Meta Artificial Intelligence makes a speech-to-speech translator that can be used in many languages
Towards Universal Translation: The SeamLESS Communication Team and the Challenges it Can Take to Make Translation Systems More Accurate and More Efficient
The team at Meta built on its previous work on speech-to-speech translation2 as well as on a project called No Language Left Behind3, which aimed to provide text-to-text translation for some 200 languages. Through experience, researchers at Meta and elsewhere have found that making translation systems multilingual can improve their performance even in translating languages with limited training data; why this happens is unclear.
There are many problems associated with existing speech technologies. The more widely used dialects are more likely to have worse transcriptions than the non-standard ones. The quality of translation to a different language is not as good if the data used to train it is not representative of that language. This affects any languages that appear infrequently on the Internet, from Afrikaans to Zulu4.
The SeamLESS Communication Team addresses the challenges of finding key technologies that could make universal translation a reality.
SEAMLESSM4T: A Machine Translation System based on a Multilingual Speech and Text Data Set with Application to High-Stakes Medical Exams
To train their AI model, the researchers relied on methods called self-supervised and semi-supervised learning. These approaches help a model to learn from huge amounts of raw data — such as text, speech and video — without requiring humans to annotate the data with specific labels or categories that provide context. Such labels might be accurate transcripts or translations, for example.
A massive data set containing 4.5 million hours of multilingual speaking audio was used to train the part of the model that is responsible for translation.

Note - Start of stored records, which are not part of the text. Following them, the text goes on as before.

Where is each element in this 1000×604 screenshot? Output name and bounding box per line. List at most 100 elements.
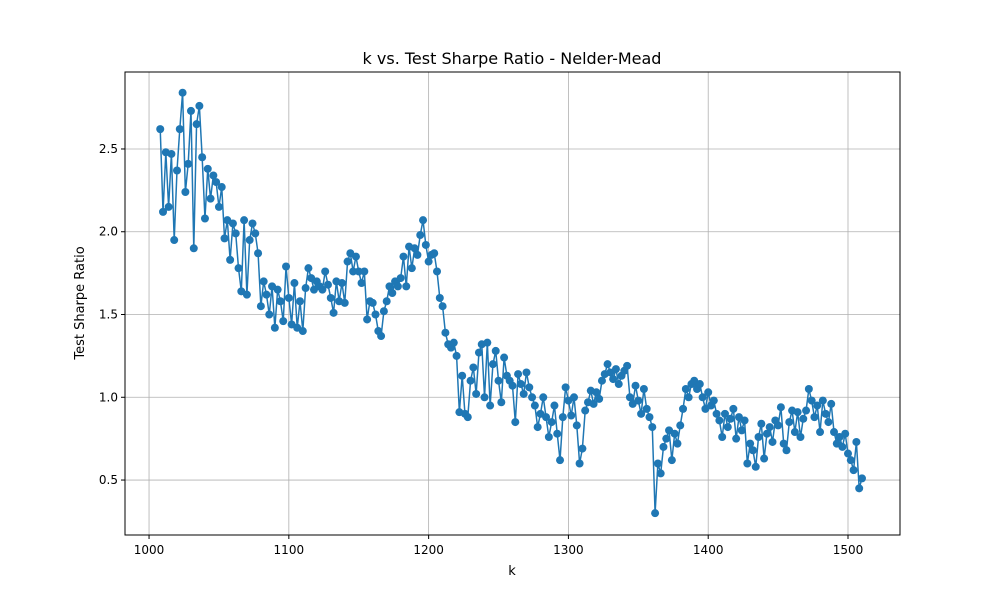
data-point [385,282,394,291]
data-point [368,298,377,307]
data-point [631,381,640,390]
data-point [718,433,727,442]
data-point [458,371,467,380]
grid [125,72,900,535]
data-point [511,418,520,427]
data-point [452,351,461,360]
data-point [488,360,497,369]
data-point [743,459,752,468]
data-point [547,418,556,427]
data-point [855,484,864,493]
data-point [494,376,503,385]
y-tick-label: 1.5 [99,308,118,322]
data-point [533,423,542,432]
data-point [228,219,237,228]
data-point [388,288,397,297]
data-point [500,353,509,362]
data-point [760,454,769,463]
data-point [354,267,363,276]
data-point [410,244,419,253]
data-point [349,267,358,276]
data-point [480,393,489,402]
x-tick-label: 1400 [693,543,724,557]
data-point [746,439,755,448]
data-point [542,413,551,422]
data-point [589,399,598,408]
data-point [326,293,335,302]
data-point [857,474,866,483]
data-point [656,469,665,478]
data-point [220,234,229,243]
data-point [570,393,579,402]
data-point [279,317,288,326]
data-point [198,153,207,162]
x-axis-label: k [508,564,516,579]
data-point [265,310,274,319]
data-point [715,416,724,425]
data-point [720,409,729,418]
data-point [561,383,570,392]
data-point [539,393,548,402]
x-tick-label: 1500 [833,543,864,557]
data-point [402,282,411,291]
data-point [726,414,735,423]
data-point [497,398,506,407]
data-point [662,434,671,443]
data-point [614,380,623,389]
data-point [186,106,195,115]
data-point [528,393,537,402]
data-point [642,404,651,413]
data-point [667,456,676,465]
data-point [799,414,808,423]
data-point [525,383,534,392]
data-point [553,429,562,438]
data-point [393,282,402,291]
data-point [698,393,707,402]
data-point [256,302,265,311]
data-point [192,120,201,129]
data-point [321,267,330,276]
data-point [340,298,349,307]
data-point [276,297,285,306]
data-point [776,403,785,412]
data-point [164,202,173,211]
data-point [318,285,327,294]
data-point [729,404,738,413]
data-point [491,346,500,355]
data-point [379,307,388,316]
data-point [838,442,847,451]
chart-title: k vs. Test Sharpe Ratio - Nelder-Mead [363,49,662,68]
data-point [670,429,679,438]
data-point [704,388,713,397]
data-point [396,274,405,283]
data-point [301,284,310,293]
data-point [818,396,827,405]
data-point [603,360,612,369]
data-point [790,428,799,437]
x-tick-label: 1200 [413,543,444,557]
data-point [273,285,282,294]
data-point [645,413,654,422]
data-point [337,279,346,288]
data-point [592,388,601,397]
data-point [575,459,584,468]
data-point [360,267,369,276]
data-point [651,509,660,518]
data-point [804,384,813,393]
data-point [357,279,366,288]
data-point [751,462,760,471]
data-point [852,437,861,446]
data-point [343,257,352,266]
data-point [323,280,332,289]
data-point [762,429,771,438]
data-point [516,380,525,389]
data-point [514,370,523,379]
data-point [173,166,182,175]
data-point [637,409,646,418]
data-point [522,368,531,377]
data-point [262,290,271,299]
data-point [351,252,360,261]
data-point [578,444,587,453]
y-axis-label: Test Sharpe Ratio [73,246,88,360]
data-point [200,214,209,223]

It is easier for the model to learn the patterns in data, and this kind of training helps the model, by making it less complex to fine-tune the model for specific tasks.
The team used Internet mining to find audio snippets in languages that match subtitles, one of their savviest strategies. Starting with some data that they knew to be reliable, the authors trained the model to recognize when two pieces of content (such as a video clip and a corresponding subtitle) actually match in meaning. They collected 443,000 hours of audio and aligned about 30,000 hours of speech pairs from internet-derived data, which they used to further train their model.
The Massively Multilingual and Multimodal Machine Translation (SEAMLESSM4T) system can also translate speech to text, text to speech and text to text. The results are described in Nature.
Meta is a supporter of open-source language technology. Its research team was instrumental in developing PyTorch, a software library for training AI models, which is widely used by companies such as OpenAI and Tesla, as well as by many researchers around the world. The model introduced here adds to Meta’s arsenal of foundational language technology models, such as the Llama family of large language models2, which can be used to create applications akin to ChatGPT. The lack of huge computational resources is an advantage for researchers who lack this level of openness.
Speech technologies are increasingly being used for high-stakes tasks such as taking notes during medical exams and legal proceedings. Seamless created a model that is speeding progress in this area. But the users of these models (doctors and courtroom officials, for example) should be made aware of the fallibility of speech technologies, as should the individuals whose voices are the inputs.
The toxicity associated with their model was quantified by the researchers. This is an important first step towards a baseline against which future models can be tested. Extra care must be taken to ensure that a model can translate something into a foreign language, as the performance of existing models varies wildly across languages. This effort should be followed by similar efforts by computer-vision researchers, who are working to improve the poor performance of image-recognition models in under-represented groups.
The models that were used to produce the translations looked for gender bias. Their analysis examined whether the model over-represented one gender when translating gender-neutral phrases into gendered languages: does “I am a teacher” in English translate to the masculine “Soy profesor” or to the feminine “Soy profesora” in Spanish? But such analyses are restricted to languages with binary masculine or feminine forms only, and future audits should broaden the scope of linguistic biases studied8.
Meta’s SEAMLESSM4T: Extending LLaMA to open-source scientific research with SEAMLESSM transcripts
Following the success of its LLaMA large, Meta is making its SEAMLESSM4T open source for other researchers who want to build on it.
The team collected millions of hours of audio files of speech, along with human-generated translations from the Internet and other sources. The authors were able to collect transcripts of some of those speeches.